Discos

Más que una imitación de Rossini

Daniel Martínez Babiloni

martes, 19 de febrero de 2008
Il Dissoluto Punito, ossia Don Giovanni Tenorio, Dramma semiserio per musica in due atti, (estreno en el Teatre de la Santa Creu, Barcelona, 20.6.1822) Libreto y música de Ramón Carnicer. Producción del Festival Mozart de A Coruña. Edición crítica de Ramón Sobrino y María Encina Cortizo. Ediciones Iberautor Promociones Culturales S.R./ICCMU Elenco: Dimitri Korchak (Don Giovanni, tenor), Wojtek Gierlach (Il Commendatore, bajo), Annamaria Dell’Oste (Donna Ana, mezzosoprano), Juan Luque Carmona (Don Ottavio, tenor), Enrica Fabbri (Donna Elvira, soprano), José Julián Frontal (Leporello, barítono).
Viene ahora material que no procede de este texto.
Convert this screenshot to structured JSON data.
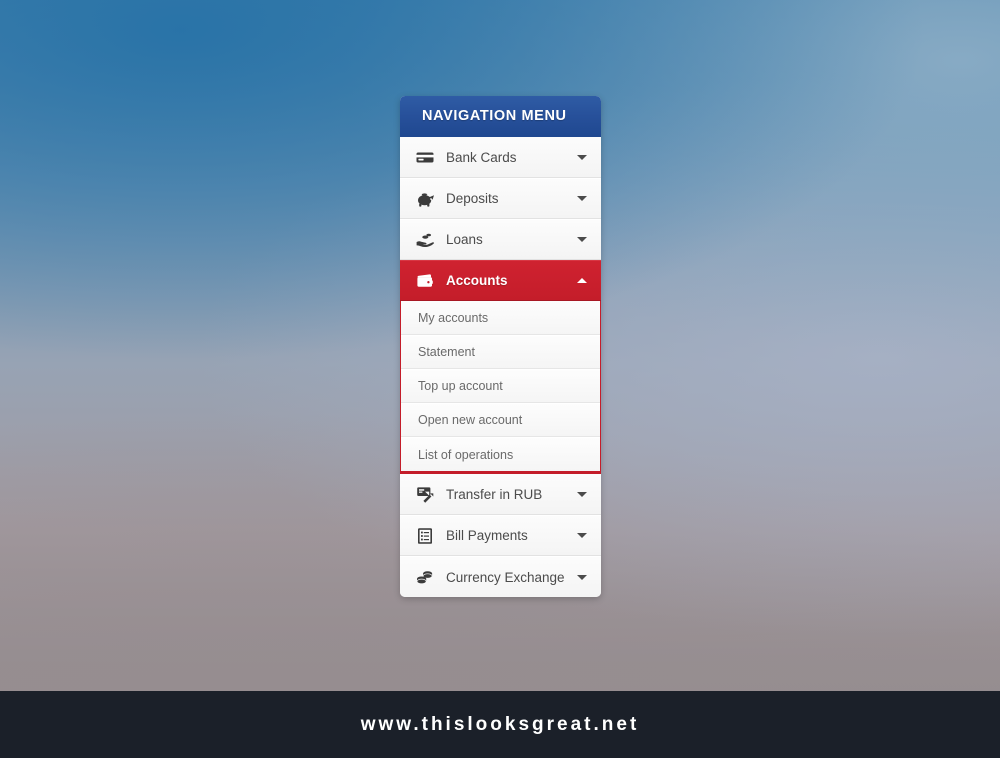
{
  "background": {
    "top_color": "#3a7ba8",
    "bottom_color": "#948d90",
    "accent_blue": "#27509a",
    "accent_red": "#c41d2a"
  },
  "menu": {
    "header": {
      "title": "NAVIGATION MENU",
      "bg_color": "#27509a"
    },
    "items_top": [
      {
        "label": "Bank Cards",
        "icon": "credit-card-icon",
        "caret": "down",
        "active": false
      },
      {
        "label": "Deposits",
        "icon": "piggy-bank-icon",
        "caret": "down",
        "active": false
      },
      {
        "label": "Loans",
        "icon": "hand-coins-icon",
        "caret": "down",
        "active": false
      },
      {
        "label": "Accounts",
        "icon": "wallet-icon",
        "caret": "up",
        "active": true
      }
    ],
    "submenu": [
      {
        "label": "My accounts"
      },
      {
        "label": "Statement"
      },
      {
        "label": "Top up account"
      },
      {
        "label": "Open new account"
      },
      {
        "label": "List of operations"
      }
    ],
    "items_bottom": [
      {
        "label": "Transfer in RUB",
        "icon": "monitor-transfer-icon",
        "caret": "down",
        "active": false
      },
      {
        "label": "Bill Payments",
        "icon": "list-document-icon",
        "caret": "down",
        "active": false
      },
      {
        "label": "Currency Exchange",
        "icon": "coins-stack-icon",
        "caret": "down",
        "active": false
      }
    ]
  },
  "footer": {
    "url": "www.thislooksgreat.net",
    "bg_color": "#1b2029"
  }
}
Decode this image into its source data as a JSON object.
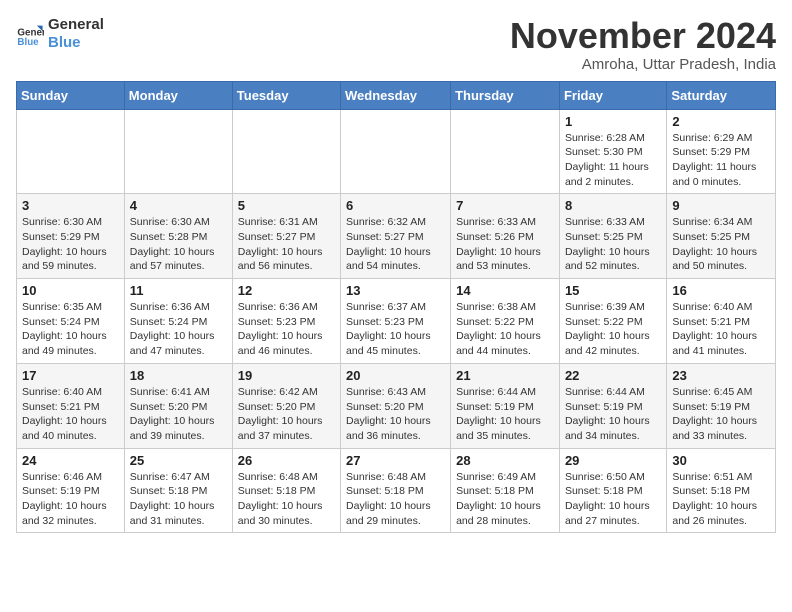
{
  "logo": {
    "line1": "General",
    "line2": "Blue"
  },
  "title": "November 2024",
  "location": "Amroha, Uttar Pradesh, India",
  "days_of_week": [
    "Sunday",
    "Monday",
    "Tuesday",
    "Wednesday",
    "Thursday",
    "Friday",
    "Saturday"
  ],
  "weeks": [
    [
      {
        "day": "",
        "info": ""
      },
      {
        "day": "",
        "info": ""
      },
      {
        "day": "",
        "info": ""
      },
      {
        "day": "",
        "info": ""
      },
      {
        "day": "",
        "info": ""
      },
      {
        "day": "1",
        "info": "Sunrise: 6:28 AM\nSunset: 5:30 PM\nDaylight: 11 hours and 2 minutes."
      },
      {
        "day": "2",
        "info": "Sunrise: 6:29 AM\nSunset: 5:29 PM\nDaylight: 11 hours and 0 minutes."
      }
    ],
    [
      {
        "day": "3",
        "info": "Sunrise: 6:30 AM\nSunset: 5:29 PM\nDaylight: 10 hours and 59 minutes."
      },
      {
        "day": "4",
        "info": "Sunrise: 6:30 AM\nSunset: 5:28 PM\nDaylight: 10 hours and 57 minutes."
      },
      {
        "day": "5",
        "info": "Sunrise: 6:31 AM\nSunset: 5:27 PM\nDaylight: 10 hours and 56 minutes."
      },
      {
        "day": "6",
        "info": "Sunrise: 6:32 AM\nSunset: 5:27 PM\nDaylight: 10 hours and 54 minutes."
      },
      {
        "day": "7",
        "info": "Sunrise: 6:33 AM\nSunset: 5:26 PM\nDaylight: 10 hours and 53 minutes."
      },
      {
        "day": "8",
        "info": "Sunrise: 6:33 AM\nSunset: 5:25 PM\nDaylight: 10 hours and 52 minutes."
      },
      {
        "day": "9",
        "info": "Sunrise: 6:34 AM\nSunset: 5:25 PM\nDaylight: 10 hours and 50 minutes."
      }
    ],
    [
      {
        "day": "10",
        "info": "Sunrise: 6:35 AM\nSunset: 5:24 PM\nDaylight: 10 hours and 49 minutes."
      },
      {
        "day": "11",
        "info": "Sunrise: 6:36 AM\nSunset: 5:24 PM\nDaylight: 10 hours and 47 minutes."
      },
      {
        "day": "12",
        "info": "Sunrise: 6:36 AM\nSunset: 5:23 PM\nDaylight: 10 hours and 46 minutes."
      },
      {
        "day": "13",
        "info": "Sunrise: 6:37 AM\nSunset: 5:23 PM\nDaylight: 10 hours and 45 minutes."
      },
      {
        "day": "14",
        "info": "Sunrise: 6:38 AM\nSunset: 5:22 PM\nDaylight: 10 hours and 44 minutes."
      },
      {
        "day": "15",
        "info": "Sunrise: 6:39 AM\nSunset: 5:22 PM\nDaylight: 10 hours and 42 minutes."
      },
      {
        "day": "16",
        "info": "Sunrise: 6:40 AM\nSunset: 5:21 PM\nDaylight: 10 hours and 41 minutes."
      }
    ],
    [
      {
        "day": "17",
        "info": "Sunrise: 6:40 AM\nSunset: 5:21 PM\nDaylight: 10 hours and 40 minutes."
      },
      {
        "day": "18",
        "info": "Sunrise: 6:41 AM\nSunset: 5:20 PM\nDaylight: 10 hours and 39 minutes."
      },
      {
        "day": "19",
        "info": "Sunrise: 6:42 AM\nSunset: 5:20 PM\nDaylight: 10 hours and 37 minutes."
      },
      {
        "day": "20",
        "info": "Sunrise: 6:43 AM\nSunset: 5:20 PM\nDaylight: 10 hours and 36 minutes."
      },
      {
        "day": "21",
        "info": "Sunrise: 6:44 AM\nSunset: 5:19 PM\nDaylight: 10 hours and 35 minutes."
      },
      {
        "day": "22",
        "info": "Sunrise: 6:44 AM\nSunset: 5:19 PM\nDaylight: 10 hours and 34 minutes."
      },
      {
        "day": "23",
        "info": "Sunrise: 6:45 AM\nSunset: 5:19 PM\nDaylight: 10 hours and 33 minutes."
      }
    ],
    [
      {
        "day": "24",
        "info": "Sunrise: 6:46 AM\nSunset: 5:19 PM\nDaylight: 10 hours and 32 minutes."
      },
      {
        "day": "25",
        "info": "Sunrise: 6:47 AM\nSunset: 5:18 PM\nDaylight: 10 hours and 31 minutes."
      },
      {
        "day": "26",
        "info": "Sunrise: 6:48 AM\nSunset: 5:18 PM\nDaylight: 10 hours and 30 minutes."
      },
      {
        "day": "27",
        "info": "Sunrise: 6:48 AM\nSunset: 5:18 PM\nDaylight: 10 hours and 29 minutes."
      },
      {
        "day": "28",
        "info": "Sunrise: 6:49 AM\nSunset: 5:18 PM\nDaylight: 10 hours and 28 minutes."
      },
      {
        "day": "29",
        "info": "Sunrise: 6:50 AM\nSunset: 5:18 PM\nDaylight: 10 hours and 27 minutes."
      },
      {
        "day": "30",
        "info": "Sunrise: 6:51 AM\nSunset: 5:18 PM\nDaylight: 10 hours and 26 minutes."
      }
    ]
  ]
}
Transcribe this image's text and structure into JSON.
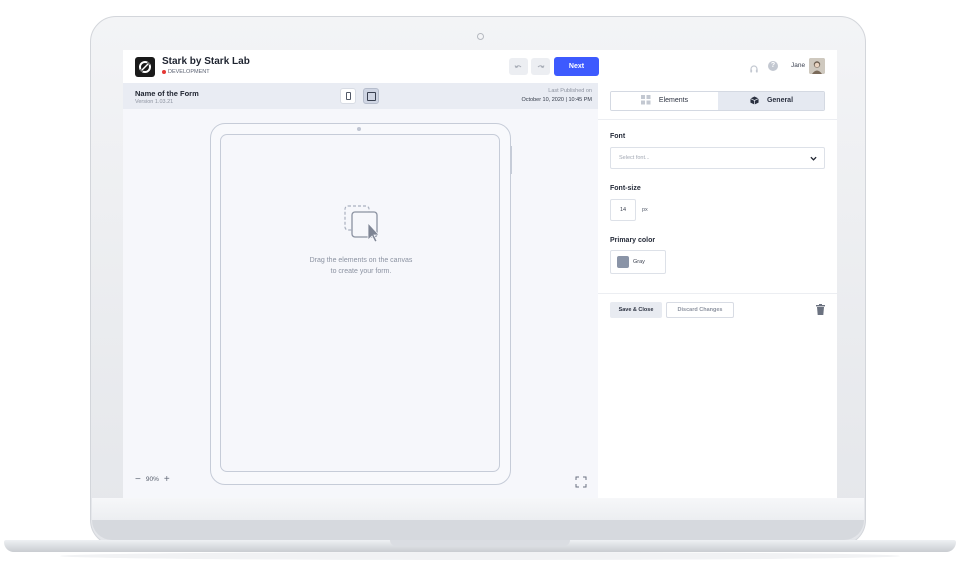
{
  "app": {
    "brand_title": "Stark by Stark Lab",
    "environment": "DEVELOPMENT"
  },
  "toolbar": {
    "undo_icon": "undo-icon",
    "redo_icon": "redo-icon",
    "next_label": "Next",
    "accent_color": "#3d5afe"
  },
  "user": {
    "name": "Jane",
    "help_label": "?"
  },
  "form": {
    "name": "Name of the Form",
    "version": "Version 1.03.21",
    "published_label": "Last Published on",
    "published_date": "October 10, 2020 | 10:45 PM"
  },
  "canvas": {
    "empty_line1": "Drag the elements on the canvas",
    "empty_line2": "to create your form.",
    "zoom_minus": "−",
    "zoom_value": "90%",
    "zoom_plus": "+"
  },
  "panel": {
    "tab_elements": "Elements",
    "tab_general": "General",
    "font_label": "Font",
    "font_placeholder": "Select font...",
    "font_size_label": "Font-size",
    "font_size_value": "14",
    "font_size_unit": "px",
    "primary_color_label": "Primary color",
    "primary_color_name": "Gray",
    "primary_color_value": "#8a94a7",
    "save_label": "Save & Close",
    "discard_label": "Discard Changes"
  }
}
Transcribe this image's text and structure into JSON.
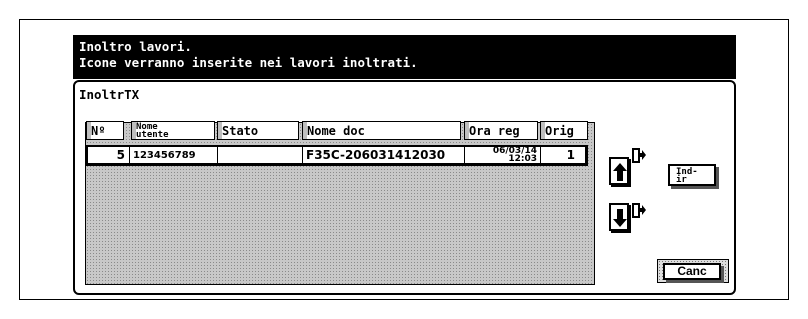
{
  "header": {
    "line1": "Inoltro lavori.",
    "line2": "Icone verranno inserite nei lavori inoltrati."
  },
  "panel": {
    "title": "InoltrTX"
  },
  "table": {
    "columns": [
      "Nº",
      "Nome utente",
      "Stato",
      "Nome doc",
      "Ora reg",
      "Orig"
    ],
    "rows": [
      {
        "no": "5",
        "user": "123456789",
        "status": "",
        "doc": "F35C-206031412030",
        "date": "06/03/14",
        "time": "12:03",
        "orig": "1"
      }
    ]
  },
  "buttons": {
    "up": "up-arrow",
    "down": "down-arrow",
    "forward_line1": "Ind-",
    "forward_line2": "ir",
    "cancel": "Canc"
  }
}
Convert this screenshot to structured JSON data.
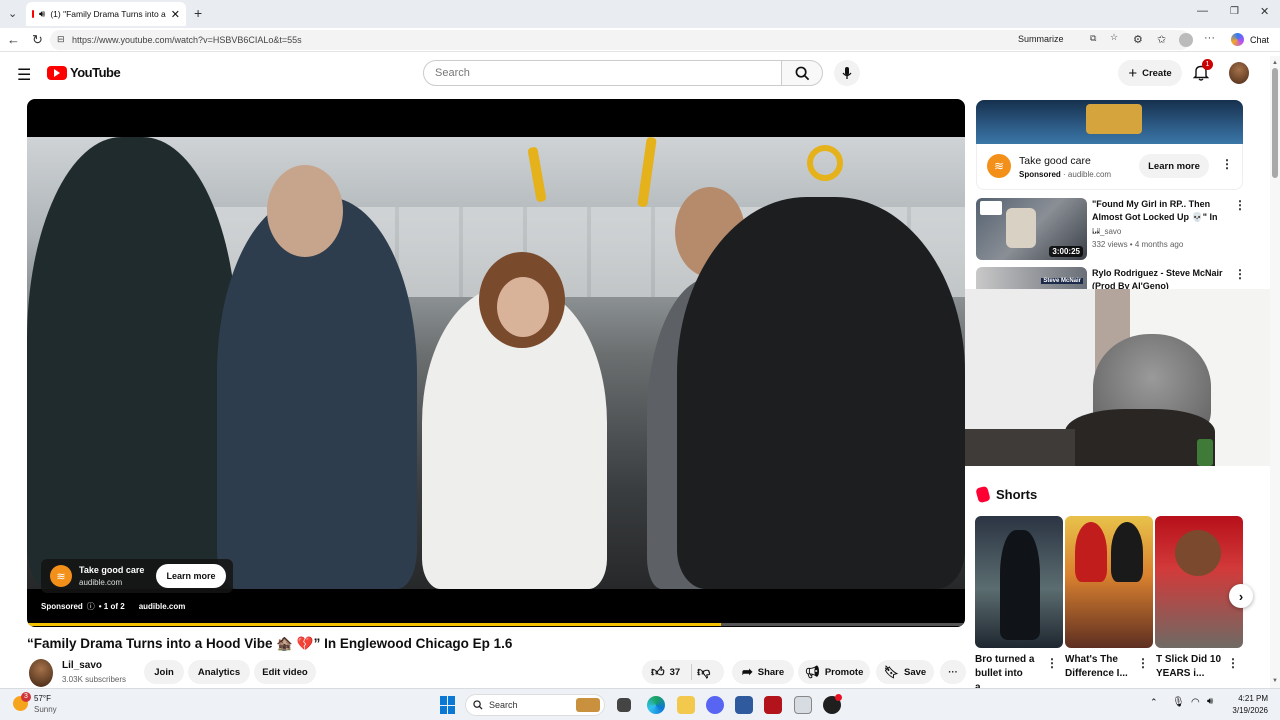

Orquesta Sinfónica de Galicia y Coro de la Orquesta Sinfónica de Galicia. Joan Company, director del coro. Alberto Zedda, dirección musical. Antonio Cid, ingeniero de grabación. Doble compacto grabado en directo en el Teatro Rosalía de Castro de A Coruña, los días 9 y 11 de junio de 2006. Fundación Autor SA 01270. Distribuidor en España: Diverdi
Si Don Ramón Carnicer no hubiera destruido parte de sus primeros trabajos -puede ser que algunos estén en paradero desconocido, como apuntan los autores de su catálogo [PAGÁN, Víctor y Alfonso de Vicente, Catálogo de obras de Ramón Carnicer. (Madrid: Fundación Caja de Madrid, Editorial Alpuerto S.A., 1997)]- habría ahorrado un gran trabajo en cuanto al establecimiento de sus influencias, y quizás a él mismo, que lo etiquetasen como el “Rossini español” sin más, lugar común entre los musicólogos patrios (que espero comentar próximamente en Mundoclasico.com).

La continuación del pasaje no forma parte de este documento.